Un peu facilement, peut-être, on a envie de dire qu'Henri-Georges Clouzot va passer de l'enfer au purgatoire. Le cinéaste, l'un des plus grands de l'histoire du cinéma français pour avoir enfanté des chefs-d'oeuvre comme Le Corbeau, Quai des Orfèvres ou Le Salaire de la peur, avait connu un échec retentissant en 1964 lorsqu'il n'était pas parvenu à boucler la réalisation de L'Enfer, un thriller psychologique dans lequel Romy Schneider apparaissait, à 25 ans, comme un inaccessible objet de désir.

750 000 € pour... rien

Quarante-cinq ans après son renoncement, les 185 bobines inutiles de Clouzot ont finalement été sorties des limbes par Serge Bromberg, grand amoureux de cinéma et qui multiplie les casquettes dans le milieu, et la jeune réalisatrice Ruxandra Medrea pour en faire un documentaire sur les errances de la création. Un film d'1 h 34 qui sortira en Belgique en mars prochain.

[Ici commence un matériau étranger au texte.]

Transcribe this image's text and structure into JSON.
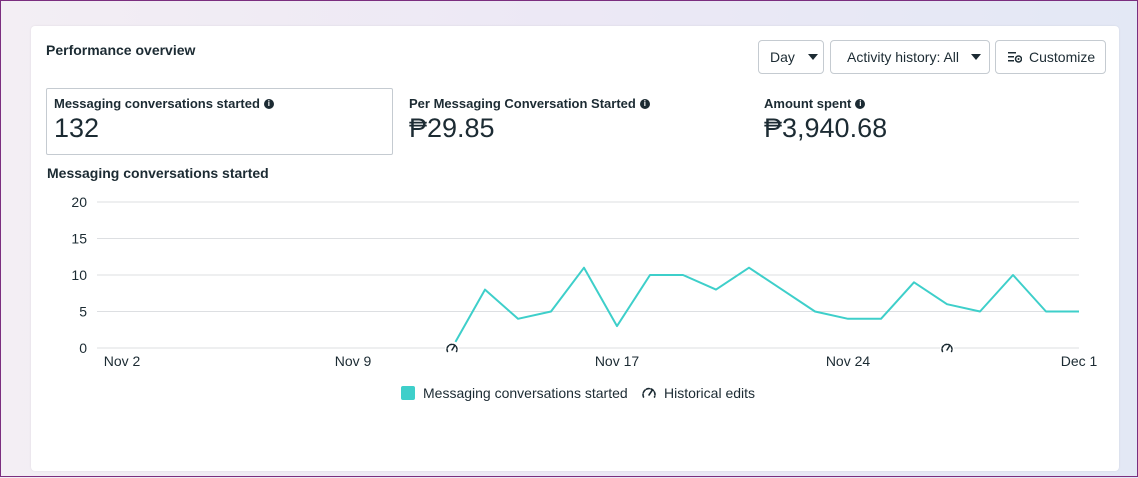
{
  "header": {
    "title": "Performance overview"
  },
  "controls": {
    "day_label": "Day",
    "activity_label": "Activity history: All",
    "customize_label": "Customize"
  },
  "metrics": [
    {
      "label": "Messaging conversations started",
      "value": "132"
    },
    {
      "label": "Per Messaging Conversation Started",
      "value": "₱29.85"
    },
    {
      "label": "Amount spent",
      "value": "₱3,940.68"
    }
  ],
  "chart": {
    "title": "Messaging conversations started",
    "legend": {
      "series_label": "Messaging conversations started",
      "edits_label": "Historical edits"
    },
    "colors": {
      "series": "#3ecfca",
      "grid": "#dddfe2"
    }
  },
  "chart_data": {
    "type": "line",
    "title": "Messaging conversations started",
    "yticks": [
      0,
      5,
      10,
      15,
      20
    ],
    "ylim": [
      0,
      20
    ],
    "xtick_labels": [
      "Nov 2",
      "Nov 9",
      "Nov 17",
      "Nov 24",
      "Dec 1"
    ],
    "xrange": [
      "Nov 2",
      "Dec 1"
    ],
    "grid": true,
    "legend_position": "bottom",
    "series": [
      {
        "name": "Messaging conversations started",
        "x": [
          "Nov 12",
          "Nov 13",
          "Nov 14",
          "Nov 15",
          "Nov 16",
          "Nov 17",
          "Nov 18",
          "Nov 19",
          "Nov 20",
          "Nov 21",
          "Nov 22",
          "Nov 23",
          "Nov 24",
          "Nov 25",
          "Nov 26",
          "Nov 27",
          "Nov 28",
          "Nov 29",
          "Nov 30",
          "Dec 1"
        ],
        "values": [
          0,
          8,
          4,
          5,
          11,
          3,
          10,
          10,
          8,
          11,
          8,
          5,
          4,
          4,
          9,
          6,
          5,
          10,
          5,
          5
        ]
      }
    ],
    "historical_edits": [
      "Nov 12",
      "Nov 27"
    ]
  }
}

D'enfer, donc, il en fut réellement question sur ce tournage fleuve pour lequel Clouzot avait reçu un chèque en blanc de producteurs qui auront, au final, déboursé plus de 750 000 €. Un montant faramineux, pour l'époque. Que Clouzot, alors en plein doute, comptait mettre à profit pour renvoyer dans les cordes la Nouvelle Vague des Truffaut, Godard et autre Rivette qui s'apprêtait à s'abattre sur le cinéma français. Comme le héros de son film, un mari psychotique qui ne cesse de voir sa jeune épouse dans les bras d'autres hommes, Clouzot sera obsédé par la volonté de proposer un film novateur, dans le fond - c'était extrêmement cru pour l'époque, mais aussi et surtout dans la forme.

Reggiani perd patience

Très inspiré par les nouveaux maîtres de l'optique, des artistes inscrits dans le courant de l'art contemporain cinétique dont Vasarely est le chef de file, il se fera d'ailleurs assister, sur un tournage qui n'en finit plus, par deux d'entre eux : Joël Stein et Yvaral. À trois, ceux-là tenteront les expériences les plus folles dans leurs studios de Boulogne tandis que les acteurs commencent à perdre patience. Serge Reggiani, qui incarnait alors le mari jaloux d'une Romy Schneider éblouissante, quittera d'ailleurs le navire en cours de route, lassé des lubies de Clouzot. Lequel finira presque par y laisser la peau puisque c'est un infarctus qui sonnera le glas de cette si singulière aventure. Suite et fin en mars. Il était temps.

« L'enfer d'Henri-Georges Clouzot », sortie le 10/03/2010.